2. Parental care and Guidance
By offering a loving and a family environment, Imani strives to help these children understand that being orphaned or vulnerable is not their identity. We also identify, develop each child’s unique and special talents, teach, transform and train the children through education and mentorship. The environment provides physical and emotional support, spiritual nurturing and lots of tender loving care. In order to optimize the rehabilitative component in working with our children, we have counselors who undertake sessions with the children through group sessions and on a personal level.
3. Health care
Imani endeavors that each and every child receives medical care in the event of sickness. Due to the vital medical attention needed for fragile immune systems, there are care givers
who work in rotation caring for the children day and night. Imani also gives extensive care to its 5% HIV infected and 5% handicapped children.
Quality education is one of the most important steps towards reintegration to society and has a dramatic impact on our children’s future. Imani plays a vital role in meeting this fundamental right to children under its care.
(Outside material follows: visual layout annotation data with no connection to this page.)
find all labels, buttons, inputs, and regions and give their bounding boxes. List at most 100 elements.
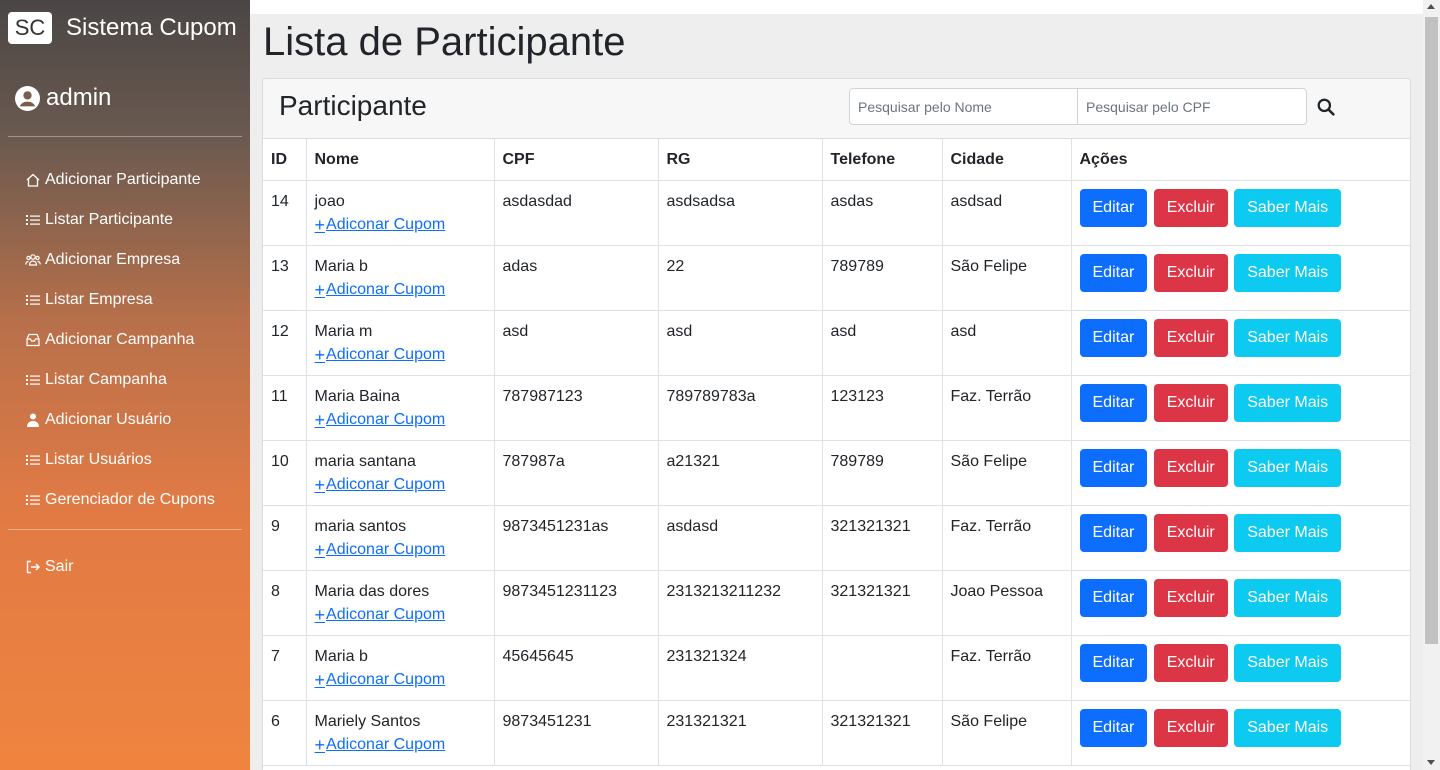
delete-button[interactable]: Excluir [1153,253,1228,292]
delete-button[interactable]: Excluir [1153,318,1228,357]
logout-link[interactable]: Sair [24,555,73,579]
cell-cpf: 9873451231123 [494,570,659,636]
more-info-button[interactable]: Saber Mais [1234,708,1342,747]
participants-table: ID Nome CPF RG Telefone Cidade Ações 14 j… [263,139,1410,766]
edit-button[interactable]: Editar [1079,318,1148,357]
add-coupon-link[interactable]: + Adiconar Cupom [315,411,446,429]
more-info-button[interactable]: Saber Mais [1234,513,1342,552]
edit-button[interactable]: Editar [1079,448,1148,487]
search-icon[interactable] [1317,98,1335,116]
cell-telefone: 321321321 [822,700,943,766]
cell-rg: 231321324 [658,635,823,701]
vertical-scrollbar[interactable] [1423,0,1440,770]
search-name-input[interactable] [849,88,1078,125]
delete-button[interactable]: Excluir [1153,708,1228,747]
cell-nome: Maria das dores + Adiconar Cupom [306,570,495,636]
edit-button[interactable]: Editar [1079,513,1148,552]
brand[interactable]: SC Sistema Cupom [8,12,237,44]
cell-id: 9 [263,505,307,571]
cell-nome: joao + Adiconar Cupom [306,180,495,246]
cell-cidade: Faz. Terrão [942,635,1072,701]
delete-button[interactable]: Excluir [1153,188,1228,227]
card-title: Participante [279,90,427,121]
delete-button[interactable]: Excluir [1153,578,1228,617]
add-coupon-link[interactable]: + Adiconar Cupom [315,541,446,559]
cell-id: 8 [263,570,307,636]
cell-nome: Mariely Santos + Adiconar Cupom [306,700,495,766]
table-header-row: ID Nome CPF RG Telefone Cidade Ações [263,139,1410,181]
nav-adicionar-empresa[interactable]: Adicionar Empresa [24,240,215,280]
nav-listar-campanha[interactable]: Listar Campanha [24,360,215,400]
more-info-button[interactable]: Saber Mais [1234,188,1342,227]
more-info-button[interactable]: Saber Mais [1234,383,1342,422]
cell-cidade: São Felipe [942,700,1072,766]
column-header-acoes: Ações [1071,139,1410,181]
nav-label: Adicionar Participante [45,171,201,188]
more-info-button[interactable]: Saber Mais [1234,578,1342,617]
cell-rg: a21321 [658,440,823,506]
scroll-up-arrow-icon[interactable] [1427,4,1435,9]
sidebar: SC Sistema Cupom admin Adicionar Partici… [0,0,250,770]
table-row: 10 maria santana + Adiconar Cupom 787987a a21… [263,440,1410,506]
edit-button[interactable]: Editar [1079,643,1148,682]
add-coupon-link[interactable]: + Adiconar Cupom [315,281,446,299]
table-row: 6 Mariely Santos + Adiconar Cupom 9873451231… [263,700,1410,766]
more-info-button[interactable]: Saber Mais [1234,253,1342,292]
cell-acoes: Editar Excluir Saber Mais [1071,310,1410,376]
table-row: 7 Maria b + Adiconar Cupom 45645645 231321324… [263,635,1410,701]
scroll-thumb[interactable] [1425,17,1438,644]
delete-button[interactable]: Excluir [1153,643,1228,682]
cell-acoes: Editar Excluir Saber Mais [1071,700,1410,766]
cell-cpf: 9873451231 [494,700,659,766]
participants-card: Participante ID Nome CPF RG Telefone [262,78,1411,770]
logout-label: Sair [45,558,74,575]
cell-id: 13 [263,245,307,311]
edit-button[interactable]: Editar [1079,708,1148,747]
cell-telefone: 321321321 [822,570,943,636]
delete-button[interactable]: Excluir [1153,383,1228,422]
edit-button[interactable]: Editar [1079,578,1148,617]
nav-gerenciador-cupons[interactable]: Gerenciador de Cupons [24,480,215,520]
home-icon [26,173,40,187]
nav-label: Listar Campanha [45,371,167,388]
edit-button[interactable]: Editar [1079,383,1148,422]
add-coupon-link[interactable]: + Adiconar Cupom [315,216,446,234]
cell-nome: maria santana + Adiconar Cupom [306,440,495,506]
cell-acoes: Editar Excluir Saber Mais [1071,570,1410,636]
cell-rg: 789789783a [658,375,823,441]
cell-rg: asd [658,310,823,376]
add-coupon-link[interactable]: + Adiconar Cupom [315,606,446,624]
nav-listar-empresa[interactable]: Listar Empresa [24,280,215,320]
cell-cpf: asd [494,310,659,376]
scroll-down-arrow-icon[interactable] [1427,760,1435,765]
column-header-cidade: Cidade [942,139,1072,181]
edit-button[interactable]: Editar [1079,188,1148,227]
plus-icon: + [314,409,326,430]
add-coupon-label: Adiconar Cupom [326,280,446,298]
column-header-id: ID [263,139,307,181]
cell-nome: maria santos + Adiconar Cupom [306,505,495,571]
nav-adicionar-participante[interactable]: Adicionar Participante [24,160,215,200]
cell-cidade: asd [942,310,1072,376]
table-row: 11 Maria Baina + Adiconar Cupom 787987123 789… [263,375,1410,441]
user-circle-icon [15,85,40,111]
list-icon [26,455,40,465]
more-info-button[interactable]: Saber Mais [1234,448,1342,487]
participant-name: maria santos [314,517,407,535]
more-info-button[interactable]: Saber Mais [1234,318,1342,357]
add-coupon-link[interactable]: + Adiconar Cupom [315,671,446,689]
delete-button[interactable]: Excluir [1153,513,1228,552]
nav-listar-participante[interactable]: Listar Participante [24,200,215,240]
add-coupon-link[interactable]: + Adiconar Cupom [315,476,446,494]
add-coupon-link[interactable]: + Adiconar Cupom [315,736,446,754]
nav-listar-usuarios[interactable]: Listar Usuários [24,440,215,480]
delete-button[interactable]: Excluir [1153,448,1228,487]
more-info-button[interactable]: Saber Mais [1234,643,1342,682]
edit-button[interactable]: Editar [1079,253,1148,292]
search-cpf-input[interactable] [1078,88,1307,125]
nav-adicionar-campanha[interactable]: Adicionar Campanha [24,320,215,360]
table-row: 14 joao + Adiconar Cupom asdasdad asdsadsa asd… [263,180,1410,246]
user-profile[interactable]: admin [15,84,111,112]
add-coupon-link[interactable]: + Adiconar Cupom [315,346,446,364]
nav-adicionar-usuario[interactable]: Adicionar Usuário [24,400,215,440]
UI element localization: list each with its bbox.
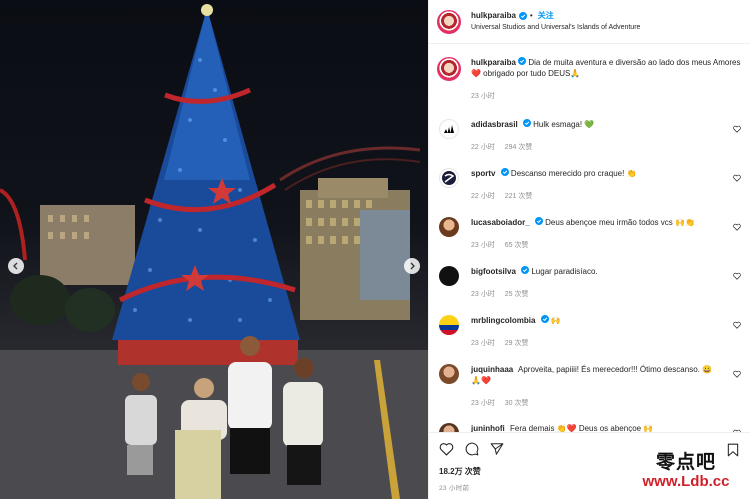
- heart-icon[interactable]: [733, 272, 741, 280]
- verified-icon: [521, 266, 530, 274]
- comment-time: 23 小时: [471, 291, 495, 298]
- author-avatar[interactable]: [437, 9, 461, 34]
- photo-scene: [0, 4, 428, 499]
- comment-item: bigfootsilva Lugar paradisíaco. 23 小时 25 …: [429, 266, 750, 300]
- verified-icon: [522, 119, 531, 127]
- commenter-avatar[interactable]: [439, 364, 459, 384]
- commenter-avatar[interactable]: [439, 119, 459, 139]
- adidas-logo-icon: [444, 125, 454, 133]
- commenter-avatar[interactable]: [439, 217, 459, 237]
- comment-likes[interactable]: 25 次赞: [505, 289, 529, 300]
- heart-icon[interactable]: [733, 125, 741, 133]
- comment-item: adidasbrasil Hulk esmaga! 💚 22 小时 294 次赞: [429, 119, 750, 153]
- commenter-username[interactable]: bigfootsilva: [471, 267, 516, 276]
- heart-icon[interactable]: [733, 174, 741, 182]
- post-header: hulkparaiba • 关注 Universal Studios and U…: [429, 0, 750, 44]
- verified-icon: [500, 168, 509, 176]
- chevron-right-icon: [410, 262, 415, 270]
- commenter-username[interactable]: juquinhaaa: [471, 365, 513, 374]
- verified-icon: [518, 57, 527, 65]
- comment-likes[interactable]: 30 次赞: [505, 398, 529, 409]
- heart-icon[interactable]: [733, 223, 741, 231]
- sportv-logo-icon: [442, 171, 456, 185]
- heart-icon[interactable]: [733, 370, 741, 378]
- comment-item: lucasaboiador_ Deus abençoe meu irmão to…: [429, 217, 750, 251]
- commenter-username[interactable]: sportv: [471, 169, 495, 178]
- commenter-username[interactable]: adidasbrasil: [471, 120, 518, 129]
- post-photo[interactable]: [0, 0, 428, 499]
- comment-item: juquinhaaa Aproveita, papiiii! És merece…: [429, 364, 750, 409]
- comment-likes[interactable]: 294 次赞: [505, 142, 533, 153]
- heart-icon[interactable]: [733, 321, 741, 329]
- verified-icon: [540, 315, 549, 323]
- comments-list[interactable]: hulkparaiba Dia de muita aventura e dive…: [429, 48, 750, 432]
- caption-avatar[interactable]: [437, 57, 461, 81]
- comment-likes[interactable]: 221 次赞: [505, 191, 533, 202]
- site-watermark: 零点吧 www.Ldb.cc: [622, 447, 750, 499]
- commenter-username[interactable]: mrblingcolombia: [471, 316, 535, 325]
- previous-photo-button[interactable]: [8, 258, 24, 274]
- share-icon[interactable]: [490, 442, 504, 456]
- comment-time: 23 小时: [471, 340, 495, 347]
- next-photo-button[interactable]: [404, 258, 420, 274]
- comment-likes[interactable]: 65 次赞: [505, 240, 529, 251]
- watermark-url: www.Ldb.cc: [642, 473, 730, 490]
- post-sidebar: hulkparaiba • 关注 Universal Studios and U…: [428, 0, 750, 499]
- comment-item: sportv Descanso merecido pro craque! 👏 2…: [429, 168, 750, 202]
- comment-time: 23 小时: [471, 400, 495, 407]
- comment-time: 22 小时: [471, 144, 495, 151]
- comment-text: 🙌: [550, 316, 561, 325]
- commenter-username[interactable]: lucasaboiador_: [471, 218, 530, 227]
- comment-item: juninhofi Fera demais 👏❤️ Deus os abenço…: [429, 423, 750, 432]
- heart-icon[interactable]: [439, 442, 454, 456]
- comment-likes[interactable]: 29 次赞: [505, 338, 529, 349]
- post-caption: hulkparaiba Dia de muita aventura e dive…: [429, 48, 750, 102]
- commenter-avatar[interactable]: [439, 423, 459, 432]
- post-location[interactable]: Universal Studios and Universal's Island…: [471, 22, 640, 34]
- chevron-left-icon: [13, 262, 18, 270]
- comment-text: Lugar paradisíaco.: [531, 267, 598, 276]
- commenter-avatar[interactable]: [439, 168, 459, 188]
- comment-text: Descanso merecido pro craque! 👏: [510, 169, 637, 178]
- commenter-avatar[interactable]: [439, 266, 459, 286]
- caption-username[interactable]: hulkparaiba: [471, 58, 516, 67]
- caption-time: 23 小时: [471, 93, 495, 100]
- follow-button[interactable]: 关注: [538, 10, 554, 22]
- comment-time: 23 小时: [471, 242, 495, 249]
- verified-icon: [534, 217, 543, 225]
- comment-text: Deus abençoe meu irmão todos vcs 🙌👏: [545, 218, 695, 227]
- verified-icon: [518, 11, 527, 20]
- comment-time: 22 小时: [471, 193, 495, 200]
- watermark-chinese: 零点吧: [655, 451, 716, 473]
- comment-icon[interactable]: [465, 442, 479, 456]
- commenter-username[interactable]: juninhofi: [471, 424, 505, 432]
- comment-text: Hulk esmaga! 💚: [533, 120, 595, 129]
- comment-text: Fera demais 👏❤️ Deus os abençoe 🙌: [510, 424, 654, 432]
- commenter-avatar[interactable]: [439, 315, 459, 335]
- author-username[interactable]: hulkparaiba: [471, 10, 516, 22]
- comment-item: mrblingcolombia 🙌 23 小时 29 次赞: [429, 315, 750, 349]
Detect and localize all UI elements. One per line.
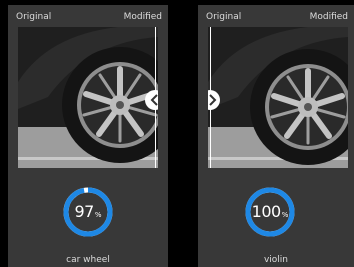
original-label: Original	[206, 12, 242, 22]
modified-label: Modified	[309, 12, 348, 22]
comparison-card-2: Original Modified 100 % violin	[198, 5, 354, 267]
confidence-value: 97	[74, 202, 94, 221]
chevron-left-icon	[150, 94, 158, 106]
original-label: Original	[16, 12, 52, 22]
slider-handle[interactable]	[208, 90, 220, 110]
confidence-ring: 100%	[245, 187, 295, 237]
percent-sign: %	[281, 210, 289, 219]
comparison-image[interactable]	[208, 27, 348, 168]
car-wheel-image	[208, 27, 348, 168]
car-wheel-image	[18, 27, 158, 168]
chevron-right-icon	[209, 94, 217, 106]
confidence-score: 100%	[245, 187, 295, 237]
comparison-card-1: Original Modified 97 % car wheel	[8, 5, 168, 267]
percent-sign: %	[94, 210, 102, 219]
modified-label: Modified	[123, 12, 162, 22]
confidence-ring: 97%	[63, 187, 113, 237]
slider-handle[interactable]	[145, 90, 158, 110]
prediction-label: violin	[263, 255, 289, 265]
confidence-value: 100	[251, 202, 282, 221]
comparison-image[interactable]	[18, 27, 158, 168]
prediction-label: car wheel	[66, 255, 110, 265]
confidence-score: 97%	[63, 187, 113, 237]
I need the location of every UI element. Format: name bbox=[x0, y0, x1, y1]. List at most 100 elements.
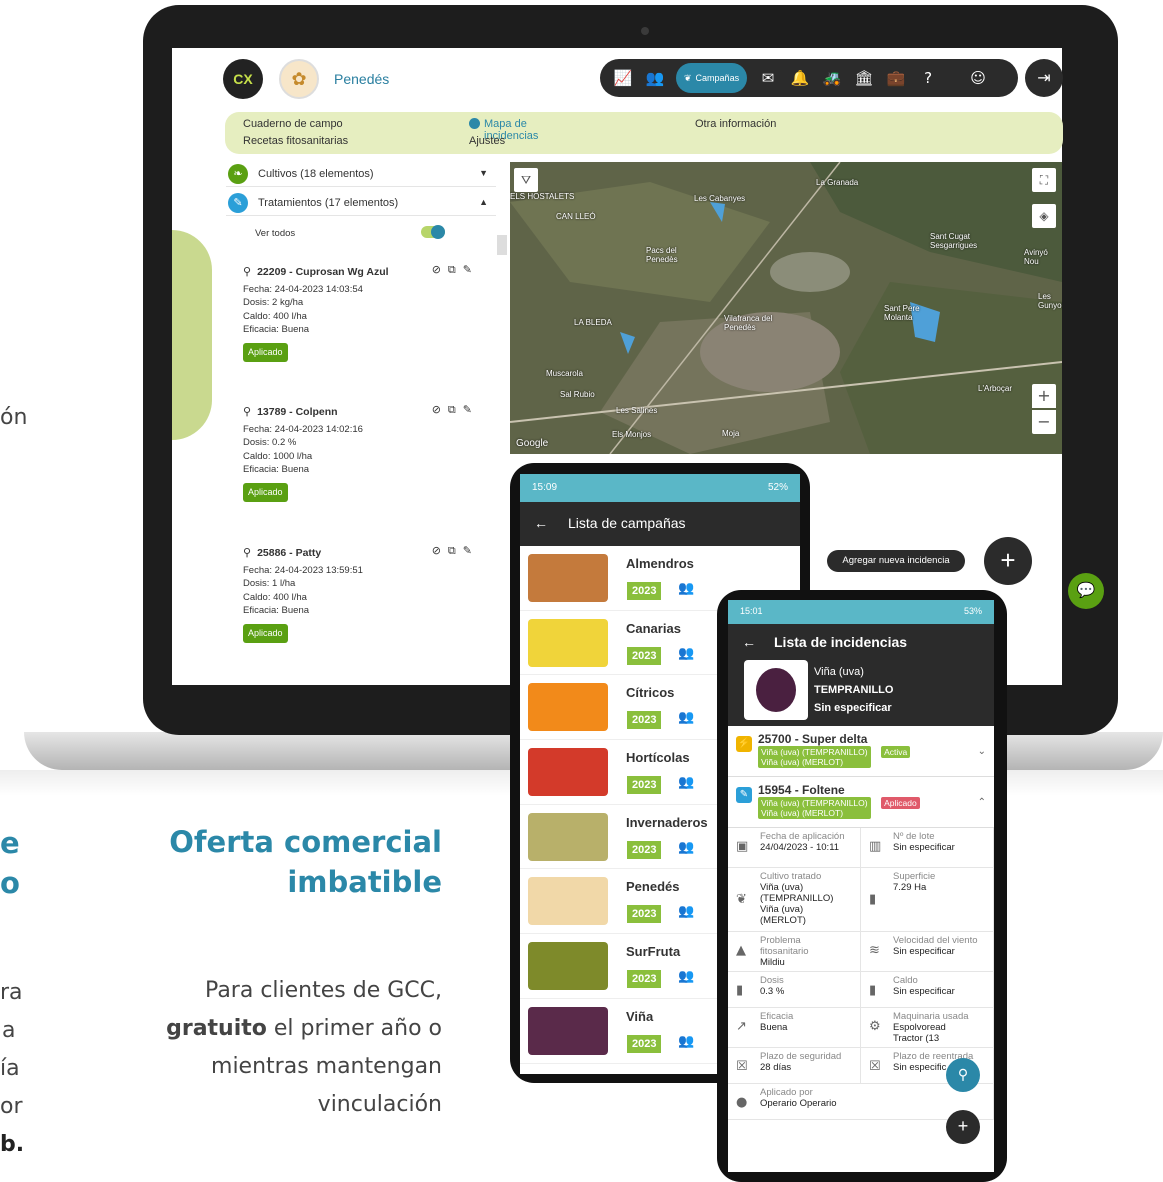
menu-item-mapa[interactable]: Mapa de incidencias bbox=[469, 118, 538, 142]
map-label: Els Monjos bbox=[612, 430, 652, 439]
add-incident-tooltip: Agregar nueva incidencia bbox=[827, 550, 965, 572]
campaign-name: Canarias bbox=[626, 620, 681, 636]
copy-icon[interactable]: ⧉ bbox=[448, 403, 463, 416]
treatment-broth: Caldo: 400 l/ha bbox=[243, 310, 307, 322]
edit-icon[interactable]: ✎ bbox=[463, 403, 479, 416]
map-label: Pacs del Penedès bbox=[646, 246, 678, 264]
detail-key: fitosanitario bbox=[760, 946, 809, 957]
copy-icon[interactable]: ⧉ bbox=[448, 544, 463, 557]
chart-icon[interactable]: 📈 bbox=[608, 69, 638, 87]
layers-icon[interactable]: ◈ bbox=[1032, 204, 1056, 228]
check-icon[interactable]: ⊘ bbox=[432, 263, 448, 276]
menu-item-cuaderno[interactable]: Cuaderno de campo bbox=[243, 118, 343, 130]
group-icon: 👥 bbox=[678, 969, 695, 985]
campaigns-button[interactable]: ❦ Campañas bbox=[676, 63, 748, 93]
detail-key: Cultivo tratado bbox=[760, 871, 822, 882]
detail-key: Plazo de seguridad bbox=[760, 1051, 842, 1062]
zoom-in-icon[interactable]: + bbox=[1032, 384, 1056, 408]
mail-icon[interactable]: ✉ bbox=[753, 69, 783, 87]
detail-key: Nº de lote bbox=[893, 831, 935, 842]
copy-icon[interactable]: ⧉ bbox=[448, 263, 463, 276]
orange-image bbox=[528, 683, 608, 732]
detail-value: 24/04/2023 - 10:11 bbox=[760, 842, 840, 853]
edit-icon[interactable]: ✎ bbox=[463, 544, 479, 557]
users-icon[interactable]: 👥 bbox=[640, 69, 670, 87]
treatment-card[interactable]: ⚲ 25886 - Patty ⊘⧉✎ Fecha: 24-04-2023 13:… bbox=[243, 544, 493, 643]
show-all-toggle[interactable] bbox=[421, 225, 445, 239]
search-icon[interactable]: ⚲ bbox=[946, 1058, 980, 1092]
add-incident-button[interactable]: + bbox=[984, 537, 1032, 585]
bell-icon[interactable]: 🔔 bbox=[785, 69, 815, 87]
crop-tag: Viña (uva) (TEMPRANILLO) Viña (uva) (MERL… bbox=[758, 797, 871, 819]
status-badge: Aplicado bbox=[881, 797, 920, 809]
logout-icon[interactable]: ⇥ bbox=[1025, 59, 1063, 97]
farm-name[interactable]: Penedés bbox=[334, 71, 389, 87]
left-text-fragment: ón bbox=[0, 405, 28, 430]
calendar-x-icon: ☒ bbox=[869, 1059, 881, 1074]
filter-icon[interactable]: ⛛ bbox=[514, 168, 538, 192]
detail-value: Tractor (13 bbox=[893, 1033, 940, 1044]
offer-body-line: vinculación bbox=[317, 1092, 442, 1117]
scrollbar[interactable] bbox=[497, 235, 507, 255]
app-bar: ← Lista de incidencias bbox=[728, 624, 994, 660]
app-logo[interactable]: CX bbox=[223, 59, 263, 99]
back-arrow-icon[interactable]: ← bbox=[742, 634, 756, 650]
crops-accordion[interactable]: ❧ Cultivos (18 elementos) ▼ bbox=[226, 163, 496, 187]
treatment-card[interactable]: ⚲ 22209 - Cuprosan Wg Azul ⊘⧉✎ Fecha: 24-… bbox=[243, 263, 493, 362]
offer-body-rest: el primer año o bbox=[266, 1016, 442, 1041]
add-button[interactable]: + bbox=[946, 1110, 980, 1144]
medical-kit-icon[interactable]: 💼 bbox=[881, 69, 911, 87]
farm-avatar[interactable]: ✿ bbox=[279, 59, 319, 99]
decorative-shape bbox=[172, 230, 212, 440]
sprout-icon: ❦ bbox=[736, 892, 747, 907]
chevron-down-icon: ▼ bbox=[479, 168, 488, 178]
menu-item-ajustes[interactable]: Ajustes bbox=[469, 135, 505, 147]
wind-icon: ≋ bbox=[869, 943, 880, 958]
incident-row[interactable]: ✎ 15954 - Foltene Viña (uva) (TEMPRANILL… bbox=[728, 777, 994, 828]
offer-body-line: gratuito el primer año o bbox=[120, 1010, 442, 1048]
menu-item-recetas[interactable]: Recetas fitosanitarias bbox=[243, 135, 348, 147]
chevron-down-icon[interactable]: ⌄ bbox=[978, 746, 986, 757]
treatment-date: Fecha: 24-04-2023 14:03:54 bbox=[243, 283, 363, 295]
treatment-card[interactable]: ⚲ 13789 - Colpenn ⊘⧉✎ Fecha: 24-04-2023 1… bbox=[243, 403, 493, 502]
wheat-icon: ✿ bbox=[291, 69, 307, 89]
map-label: Sant Pere Molanta bbox=[884, 304, 920, 322]
detail-value: 0.3 % bbox=[760, 986, 785, 997]
incidents-map[interactable]: La Granada Les Cabanyes Pacs del Penedès… bbox=[510, 162, 1062, 454]
map-label: Avinyó Nou bbox=[1024, 248, 1048, 266]
card-actions: ⊘⧉✎ bbox=[432, 544, 479, 558]
detail-key: Fecha de aplicación bbox=[760, 831, 845, 842]
detail-value: 28 días bbox=[760, 1062, 792, 1073]
building-icon[interactable]: 🏛 bbox=[849, 69, 879, 87]
status-time: 15:01 bbox=[740, 606, 763, 616]
leaf-icon: ❧ bbox=[228, 164, 248, 184]
detail-problema: ▲ Problema fitosanitario Mildiu bbox=[728, 932, 861, 972]
campaign-name: Invernaderos bbox=[626, 814, 708, 830]
fullscreen-icon[interactable]: ⛶ bbox=[1032, 168, 1056, 192]
left-body-fragment: ía bbox=[0, 1056, 20, 1081]
check-icon[interactable]: ⊘ bbox=[432, 403, 448, 416]
map-label: CAN LLEÓ bbox=[556, 212, 596, 221]
app-bar: ← Lista de campañas bbox=[520, 502, 800, 546]
edit-icon[interactable]: ✎ bbox=[463, 263, 479, 276]
treatment-title-text: 13789 - Colpenn bbox=[257, 406, 338, 418]
incident-row[interactable]: ⚡ 25700 - Super delta Viña (uva) (TEMPRA… bbox=[728, 726, 994, 777]
chevron-up-icon[interactable]: ⌃ bbox=[978, 797, 986, 808]
detail-value: Buena bbox=[760, 1022, 788, 1033]
detail-value: (MERLOT) bbox=[760, 915, 806, 926]
group-icon: 👥 bbox=[678, 775, 695, 791]
help-icon[interactable]: ? bbox=[913, 69, 943, 87]
menu-item-otra[interactable]: Otra información bbox=[695, 118, 776, 130]
status-badge: Aplicado bbox=[243, 482, 288, 502]
screen-title: Lista de incidencias bbox=[774, 634, 908, 650]
account-icon[interactable]: ☺ bbox=[963, 69, 993, 87]
tractor-icon[interactable]: 🚜 bbox=[817, 69, 847, 87]
chat-icon[interactable]: 💬 bbox=[1068, 573, 1104, 609]
campaign-name: Cítricos bbox=[626, 685, 675, 701]
detail-key: Superficie bbox=[893, 871, 936, 882]
check-icon[interactable]: ⊘ bbox=[432, 544, 448, 557]
map-label: L'Arboçar bbox=[978, 384, 1012, 393]
back-arrow-icon[interactable]: ← bbox=[534, 515, 548, 531]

Some of the children within the Imani centres have known parents and their being in Imani is sometimes due to vulnerabilities which result to the child being placed within our care as the parents find a means to support the children. These children are housed temporarily as they are being prepared for reintegration with their families. This is achieved with time where
activities involving extensive case work, group work, community assessment, field visits, follow ups and collaborations with major external institutions are conducted.
Imani strives to place children into well-screened and suitable homes whilst also keeping within the ethos of the society and adhering to best practices and the best interests of the child.
7. Foster care
This is temporary care given to children who would have normally been living and struggling in the depths of poverty and isolation and through this program will be able to lead regular lives, interact with other children, be valued and invested in as integral assets for the future.